Champagne cuts yield for 2013
5th August, 2013 by Gabriel Stone
The Champagne Bureau (CIVC) has reacted to falling shipments by lowering the maximum permitted yield for the 2013 harvest to 10,000kg per hectare.
A further 500kg/ha may come from producers’ reserve stocks – still wine held in tanks, which is held back as security in case of a disastrous harvest. In turn, producers will be allowed to pick up to 3,100kg/ha in 2013 to set aside for their reserve, provided these stocks do not exceed 10,000kg/ha.
The level, which is set by the CIVC following discussions between Champagne houses’ and growers’ unions, is considerably lower than the 11,000kg/ha total set in 2012, which in turn marked a 12% decrease on 2011.
These reductions follow a 14m-bottle decline in Champagne shipments in 2012 to just under 309m bottles, which marked a decrease of 4.4% on 2011. Meanwhile shipments for the first half of 2013 reached 108m bottles, a level described by the CIVC as “slightly lower than the same period last year.”
The organisation attributed much of this decline to ongoing economic problems in France and the rest of Europe, which represent some of the largest markets for Champagne. However, added the CIVC, “the distant export markets remain extremely strong”.

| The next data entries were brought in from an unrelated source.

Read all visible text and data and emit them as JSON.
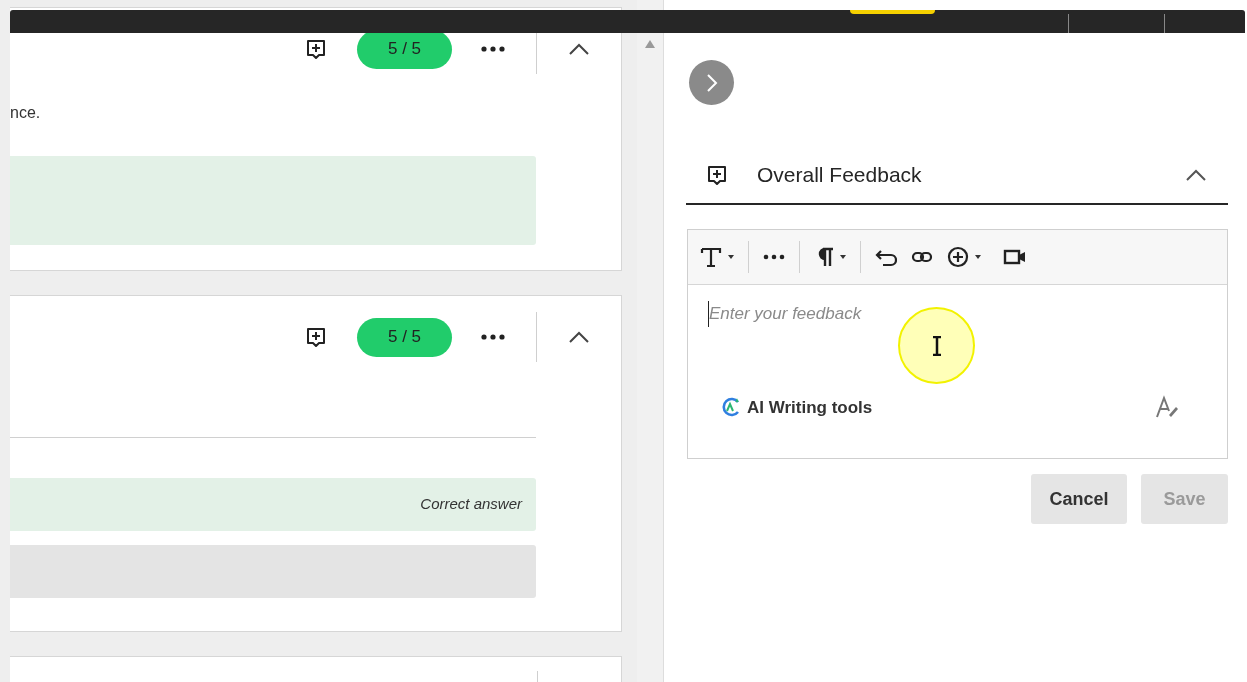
{
  "cards": [
    {
      "score": "5 / 5",
      "expanded": true,
      "items": [
        {
          "kind": "text",
          "text": "nce."
        },
        {
          "kind": "answer",
          "correct": true
        }
      ]
    },
    {
      "score": "5 / 5",
      "expanded": true,
      "items": [
        {
          "kind": "rule"
        },
        {
          "kind": "answer",
          "correct": true,
          "label": "Correct answer"
        },
        {
          "kind": "answer",
          "correct": false
        }
      ]
    }
  ],
  "feedback": {
    "title": "Overall Feedback",
    "expanded": true,
    "placeholder": "Enter your feedback",
    "ai_tools": "AI Writing tools"
  },
  "buttons": [
    {
      "label": "Cancel",
      "disabled": false
    },
    {
      "label": "Save",
      "disabled": true
    }
  ]
}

Following a cool, wet Spring, the 2013 harvest is expected to begin in late September, Although the CIVC highlighted a July characterised by “very favourable weather conditions,” a hailstorm at the very end of the month hit 3,000ha in the region. Of these the CIVC confirmed that 300ha had been “severely damaged,” with villages around Epernay and the Côtes des Blancs proving worst hit.